What Could You Do With $400 Million?

In a recent series of cover stories, the Washington Post reported that over $400 million in federal HUD HOME funds meant to help local communities build affordable housing for low-income people has gone missing.  This is a terrible thing.  It’s reprehensible that sketchy developers, property flippers, and other unsavory people are siphoning off money meant for poor people, just to line their own pockets.

And given that there is already far too little funding available to build new housing, we can’t afford to waste even a dollar of what we do receive.  Especially because stories like this only serve as fodder for politicians and other interest groups who argue that building affordable housing is an inefficient or ineffective use of tax dollars.  How do we ask Congress to give us more money for programs we know generally work well, when the front page of the Post shows them working poorly?

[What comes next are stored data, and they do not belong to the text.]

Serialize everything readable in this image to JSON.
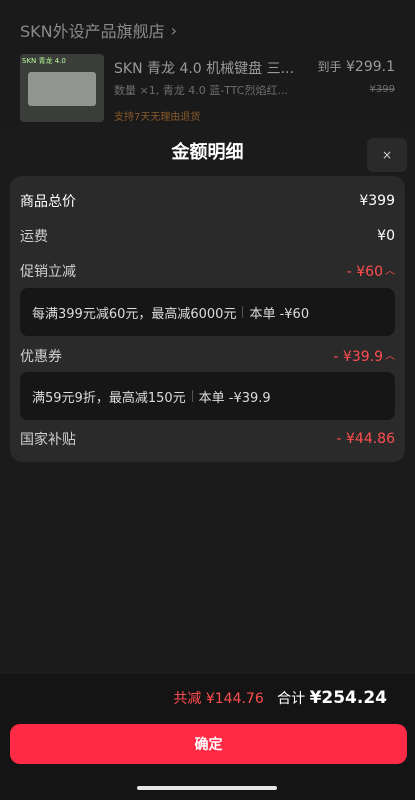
{
  "store": {
    "name": "SKN外设产品旗舰店",
    "chevron": "›"
  },
  "product": {
    "title": "SKN 青龙 4.0 机械键盘 三...",
    "arrive_label": "到手",
    "price": "¥299.1",
    "spec": "数量 ×1, 青龙 4.0 蓝-TTC烈焰红...",
    "original_price": "¥399",
    "return_policy": "支持7天无理由退货",
    "thumb_tag": "SKN 青龙 4.0"
  },
  "modal": {
    "title": "金额明细",
    "close_icon": "×",
    "rows": [
      {
        "label": "商品总价",
        "value": "¥399"
      },
      {
        "label": "运费",
        "value": "¥0"
      },
      {
        "label": "促销立减",
        "value": "- ¥60"
      },
      {
        "label": "优惠券",
        "value": "- ¥39.9"
      },
      {
        "label": "国家补贴",
        "value": "- ¥44.86"
      }
    ],
    "promo_detail": {
      "text": "每满399元减60元，最高减6000元",
      "this_order": "本单 -¥60"
    },
    "coupon_detail": {
      "text": "满59元9折，最高减150元",
      "this_order": "本单 -¥39.9"
    }
  },
  "bottom": {
    "total_discount_label": "共减",
    "total_discount": "¥144.76",
    "sum_label": "合计",
    "sum_value": "¥254.24",
    "confirm_label": "确定"
  },
  "colors": {
    "accent": "#ff2a45",
    "discount": "#ff4d4f"
  }
}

As advocates for affordable housing, and indeed taxpayers ourselves, we should be outraged by this story.  At the same time, we must undertake a sober evaluation of the facts.  The questionable expenditures occurred over a period of five years, and accounted for less than .2 percent of HUD’s budget each year.  HUD can and should exercise better control over the use of its funds, but make no mistake – this is no indictment of HUD as an agency or of the principle that all people have a human right to safe, decent, affordable housing.  That’s a principle no amount of money can impugn.